When an SFN represents an ionic species, a charge notation (n+) or (n-) with n ≥ 1 is placed at the end of the notation; for example:

Bi5(4+) ..... pentabismuth(4+) cation, Bi54+

An isotopical label is encoded as a caret followed by the label integer placed directly in front of an atomic symbols:

^2H2O ..... deuterium oxide ( [2H]2-water ), 2H2O

Annotated SFN

An SFN enclosed by {* and } forms a CurlySMILES component notation and can be annotated by shape and state annotations and/or miscellaneous interest annotations . For example, the state and shape annotation {am} specifies an amorphous material

{*Al2O3}{am} ..... amorphous aluminum oxide

A crystalline polymorph is specified using the state and shape annotation marker (SSAM) cr followed by appropriate annotation dictionary entries such as a phase name

{*Al2O3}{crphn=corundum} ..... aluminum oxide in the crystalline corundum phase,

or including the space group notation:

{*Al2O3}{crphn=corundum;spg=-32/m} ..... crystalline aluminum oxide specified by phase name and space group.

Plain and Annoted SQC node

The SQC is a special type of the atomic node code (ANC), a SMILES and CurlySMILES format to encode atomic nodes of the hydrogen-suppressed molecular graphs. Since MM! allows the entry of bare SFNs, ANC entry is not possible without ambiguity. MM! requires atomic nodes to be entered as SQC. SQC are used to represent chemical elements, isotopically labeled atoms and chemical species, including cations and anions, which contain not more than one non-hydrogen atom.

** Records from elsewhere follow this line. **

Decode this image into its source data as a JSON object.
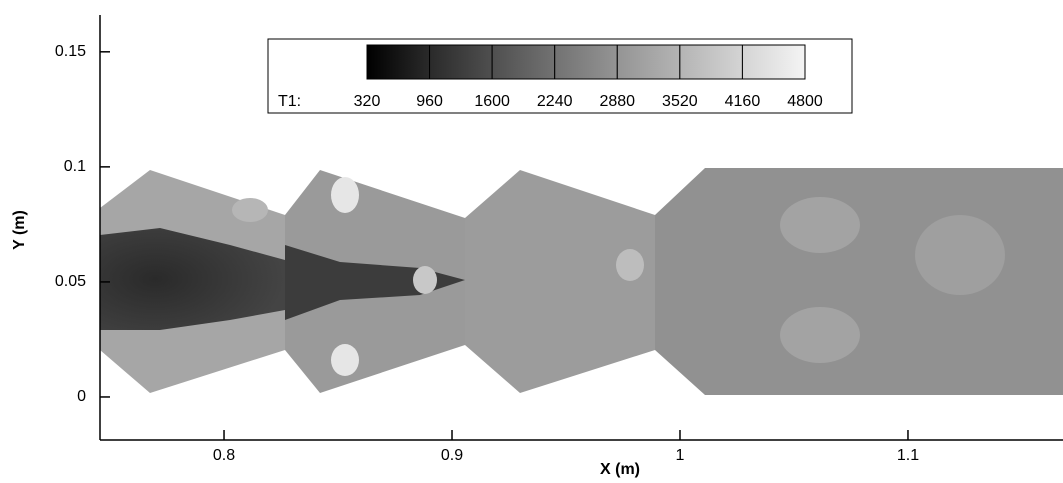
{
  "chart_data": {
    "type": "contour",
    "xlabel": "X (m)",
    "ylabel": "Y (m)",
    "xlim": [
      0.7456,
      1.168
    ],
    "ylim": [
      -0.0187,
      0.166
    ],
    "xticks": [
      0.8,
      0.9,
      1,
      1.1
    ],
    "yticks": [
      0,
      0.05,
      0.1,
      0.15
    ],
    "colorbar": {
      "label": "T1:",
      "levels": [
        320,
        960,
        1600,
        2240,
        2880,
        3520,
        4160,
        4800
      ],
      "colors": [
        "#000000",
        "#2a2a2a",
        "#4f4f4f",
        "#727272",
        "#949494",
        "#b4b4b4",
        "#d4d4d4",
        "#f4f4f4"
      ]
    }
  }
}
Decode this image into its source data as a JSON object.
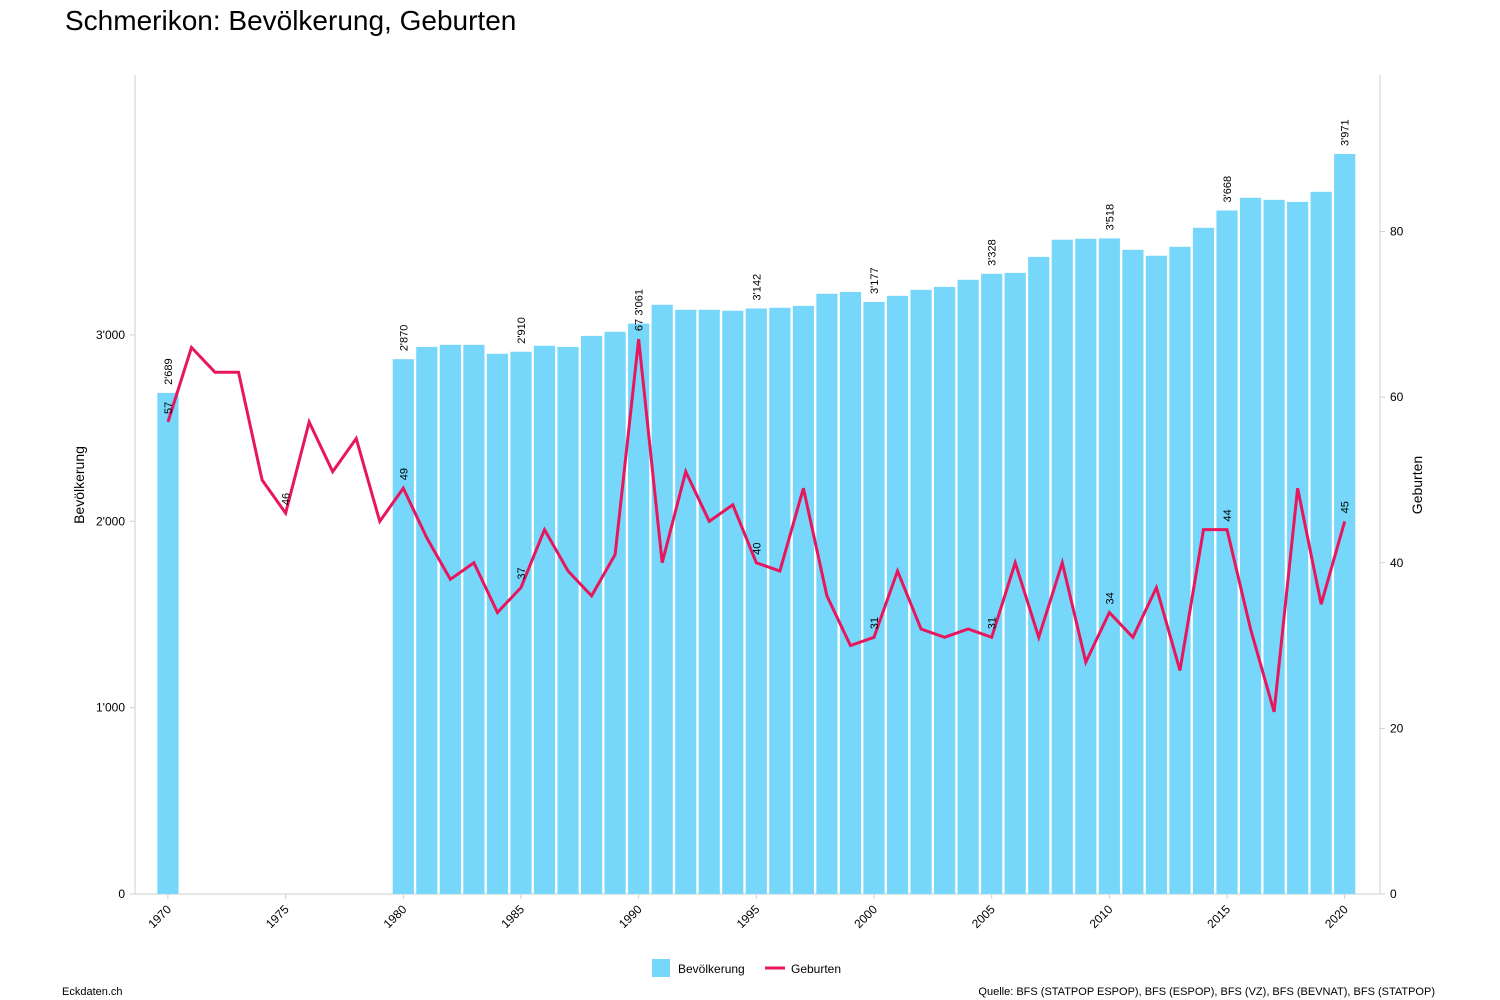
{
  "header": {
    "title": "Schmerikon: Bevölkerung, Geburten"
  },
  "chart_data": {
    "type": "bar-line",
    "x": [
      1970,
      1971,
      1972,
      1973,
      1974,
      1975,
      1976,
      1977,
      1978,
      1979,
      1980,
      1981,
      1982,
      1983,
      1984,
      1985,
      1986,
      1987,
      1988,
      1989,
      1990,
      1991,
      1992,
      1993,
      1994,
      1995,
      1996,
      1997,
      1998,
      1999,
      2000,
      2001,
      2002,
      2003,
      2004,
      2005,
      2006,
      2007,
      2008,
      2009,
      2010,
      2011,
      2012,
      2013,
      2014,
      2015,
      2016,
      2017,
      2018,
      2019,
      2020
    ],
    "xlim": [
      1968.6,
      2021.5
    ],
    "xticks": [
      1970,
      1975,
      1980,
      1985,
      1990,
      1995,
      2000,
      2005,
      2010,
      2015,
      2020
    ],
    "ylabel": "Bevölkerung",
    "ylim": [
      0,
      4395
    ],
    "yticks": [
      0,
      {
        "value": 1000,
        "label": "1'000"
      },
      {
        "value": 2000,
        "label": "2'000"
      },
      {
        "value": 3000,
        "label": "3'000"
      }
    ],
    "y2label": "Geburten",
    "y2lim": [
      0,
      98.9
    ],
    "y2ticks": [
      0,
      20,
      40,
      60,
      80
    ],
    "series": [
      {
        "name": "Bevölkerung",
        "kind": "bar",
        "color": "#76d7fb",
        "values": [
          2689,
          null,
          null,
          null,
          null,
          null,
          null,
          null,
          null,
          null,
          2870,
          2936,
          2947,
          2947,
          2899,
          2910,
          2942,
          2936,
          2995,
          3017,
          3061,
          3162,
          3135,
          3135,
          3130,
          3142,
          3146,
          3156,
          3221,
          3231,
          3177,
          3210,
          3242,
          3258,
          3296,
          3328,
          3333,
          3419,
          3511,
          3516,
          3518,
          3457,
          3425,
          3473,
          3575,
          3668,
          3736,
          3725,
          3714,
          3768,
          3971
        ],
        "value_labels": [
          "2'689",
          null,
          null,
          null,
          null,
          null,
          null,
          null,
          null,
          null,
          "2'870",
          null,
          null,
          null,
          null,
          "2'910",
          null,
          null,
          null,
          null,
          "3'061",
          null,
          null,
          null,
          null,
          "3'142",
          null,
          null,
          null,
          null,
          "3'177",
          null,
          null,
          null,
          null,
          "3'328",
          null,
          null,
          null,
          null,
          "3'518",
          null,
          null,
          null,
          null,
          "3'668",
          null,
          null,
          null,
          null,
          "3'971"
        ]
      },
      {
        "name": "Geburten",
        "kind": "line",
        "axis": "y2",
        "color": "#e8175d",
        "values": [
          57,
          66,
          63,
          63,
          50,
          46,
          57,
          51,
          55,
          45,
          49,
          43,
          38,
          40,
          34,
          37,
          44,
          39,
          36,
          41,
          67,
          40,
          51,
          45,
          47,
          40,
          39,
          49,
          36,
          30,
          31,
          39,
          32,
          31,
          32,
          31,
          40,
          31,
          40,
          28,
          34,
          31,
          37,
          27,
          44,
          44,
          32,
          22,
          49,
          35,
          45
        ],
        "value_labels": [
          "57",
          null,
          null,
          null,
          null,
          "46",
          null,
          null,
          null,
          null,
          "49",
          null,
          null,
          null,
          null,
          "37",
          null,
          null,
          null,
          null,
          "67",
          null,
          null,
          null,
          null,
          "40",
          null,
          null,
          null,
          null,
          "31",
          null,
          null,
          null,
          null,
          "31",
          null,
          null,
          null,
          null,
          "34",
          null,
          null,
          null,
          null,
          "44",
          null,
          null,
          null,
          null,
          "45"
        ]
      }
    ]
  },
  "footer": {
    "left": "Eckdaten.ch",
    "right": "Quelle: BFS (STATPOP ESPOP), BFS (ESPOP), BFS (VZ), BFS (BEVNAT), BFS (STATPOP)"
  }
}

[C] ..... carbon (as single atom or material)
[OH2] ..... water
[NH4+] ..... ammonium cation

An SQC notation represents either a single atom or molecule or a material composed thereof, depending on context. CurlySMILES provides a rich annotation grammar to specify contextual details. For example, the carbon SQC can be annotated to specify a structural modification (allotrope) in which carbon compounds are known to exist:

[C]{crall=diamond} ..... crystalline allotrope diamond
[C]{sdall=graphite} ..... solid allotrope graphite
[C]{alall=graphene} ..... atomic layer (al) of graphene

Annotations can assign a role to atoms and ions, for example as impurities or dissolved species in a medium:

[Cu]{IMc=[Si]} ..... copper impurity in silicon
[NH+]{dsc=O} ..... ammonia ions dissolved in water

CurlySMILES provides a format to encode a mononuclear complex by presenting the metal center as SQC and the ligands as a list of SMILES notations within an annotation. For example, cis-dichlorobis(dibenzyl sulfido-κS)platinum(II) can be encodes as

[Pt+2]{+Lc=[Cl-]{2}.c1ccccc1CS{!I}Cc2ccccc2{2};rcg=cis}

Notice that the current version of MM! does not perform search by complete annotation matching, but accounts for annotation content in the way search results are organized and presented. Sniplinks associated with the structure of the last example will be found by typing [Pt+2] as a query. The sniplinks will then be listed in the domain of coordination compounds.